The closed polyptych shows the famous view of a horrific, gangrenous, and corpse-like Christ suffering on the cross with a devastated Mother Mary, Mary Magdalene, and Apostle John on one side and a somewhat sassy-looking John the Baptist on the other. Golden script is set above the Baptist’s head that translates as “He must increase, but I must decrease,” which is an obvious wink to the viewer that the sore-covered Christ is definitely the God we’re expecting to rise and conquer death. There’s also the cuddly lamb of the Eucharist at Christ’s feet, replete with a cartoonish spurt of Holy Blood coursing from the lamb’s chest into a goblet, further visualizing the sacrificial aspect of the Passion while reminding viewers of their own salvation. Beneath the panels is a scene of Christ’s entombment and on either side are wings that depict the martyrdom of Saint Sebastian and Saint Anthony being harassed and/or tempted by a monster. Both saints were known as healers. While the connection to Saint Anthony is obvious at this point, Saint Sebastian was the big intercessor in heaven for anyone suffering from plague.

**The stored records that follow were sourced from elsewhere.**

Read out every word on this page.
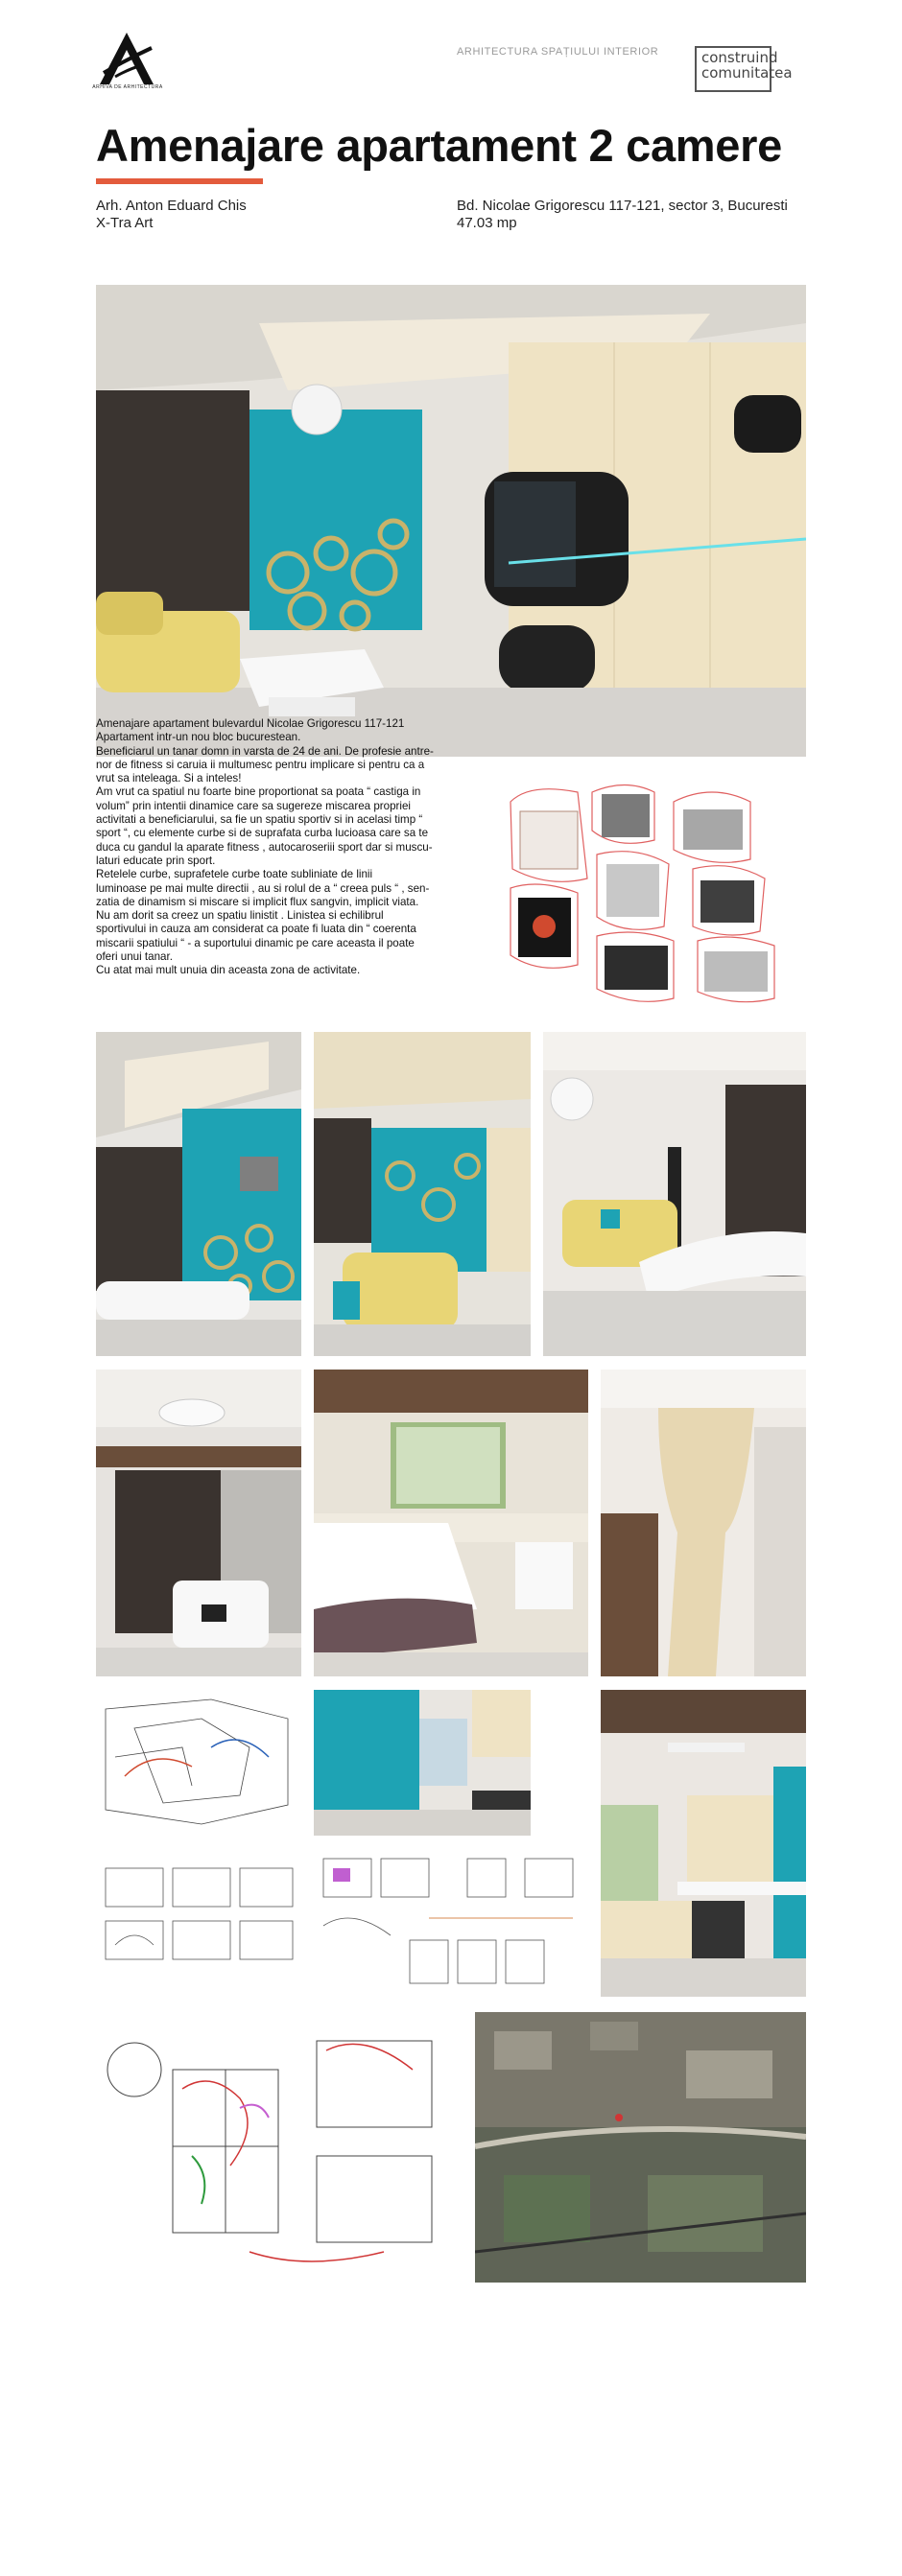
ARHIVA DE ARHITECTURA
ARHITECTURA SPAȚIULUI INTERIOR	construind
comunitatea
Amenajare apartament 2 camere
Arh. Anton Eduard Chis
X-Tra Art
Bd. Nicolae Grigorescu 117-121, sector 3, Bucuresti
47.03 mp

Amenajare apartament bulevardul Nicolae Grigorescu 117-121

Apartament intr-un nou bloc bucurestean.

Beneficiarul un tanar domn in varsta de 24 de ani. De profesie antre-

nor de fitness si caruia ii multumesc pentru implicare si pentru ca a

vrut sa inteleaga. Si a inteles!

Am vrut ca spatiul nu foarte bine proportionat sa poata “ castiga in

volum” prin intentii dinamice care sa sugereze miscarea propriei

activitati a beneficiarului, sa fie un spatiu sportiv si in acelasi timp “

sport “, cu elemente curbe si de suprafata curba lucioasa care sa te

duca cu gandul la aparate fitness , autocaroseriii sport dar si muscu-

laturi educate prin sport.

Retelele curbe, suprafetele curbe toate subliniate de linii

luminoase pe mai multe directii , au si rolul de a “ creea puls “ , sen-

zatia de dinamism si miscare si implicit flux sangvin, implicit viata.

Nu am dorit sa creez un spatiu linistit . Linistea si echilibrul

sportivului in cauza am considerat ca poate fi luata din “ coerenta

miscarii spatiului “ - a suportului dinamic pe care aceasta il poate

oferi unui tanar.

Cu atat mai mult unuia din aceasta zona de activitate.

Grünewald’s Crucifixion was opened on feasts celebrating the Virgin Mary to reveal the panels and wings beneath. The middle section of the polyptych reveal a left wing and central panel which tell the story of Mary. The wing depicts the Annunciation, when the Virgin is informed that she will bear God’s Son. The panel follows that up with a symphony of angels celebrating the birth of Jesus, swaddled in Mary’s arms. At right, Jesus peaces out of the tomb to bring salvation to the world o’er.
If they were really lucky, pilgrims and those suffering ergotism might see this middle panel opened view the final scene. The final center panel is adorned with sculptures by Nicalus. Saint Anthony sits in glory at the sculpture’s center, flanked on either side by small figures providing offerings. Saint Augustine and Saint Jerome are on the left and right, respectively. These were two of the four widely recognized great theologians of the early church. Beneath the central sculptures are depictions of Christ and the Twelve Apostles imbuing the altarpiece with great spiritual authority. The final left and right panels are both by Grünewald. The left shows a meeting between Saint Anthony and the ascetic Saint Paul the Hermit. At their feet, since they’re so wise and all, grow herbs used in saint vinage. At right, Saint Anthony is tempted to disavow God by a host of Hieronymus Bosch-inspired monsters tearing him limb from limb. One of the monsters lazes about the bottom left corner of the wing, exposing a distended belly and bare arms and legs covered in lesions which mimic gangrenous ergotism. It is possible the lazy demon was used as a kind of diagnostic tool by novice or uncertain monks trying to aid new patients.
The Isenheim Altarpiece has provided inspiration to numerous thinkers and canonized artists. The philosopher Elias Canetti once tried to stay in the Unterlinden beyond closing time, writing in a memoir that, “I wished for invisibility so that I might spend the night there.” The altarpiece played a significant role in goading composer Paul Hindemith to create his opera about Grünewald. Pablo Picasso even took inspiration, creating an entire series of pen-and-ink compositions that riffed on the Crucifixion.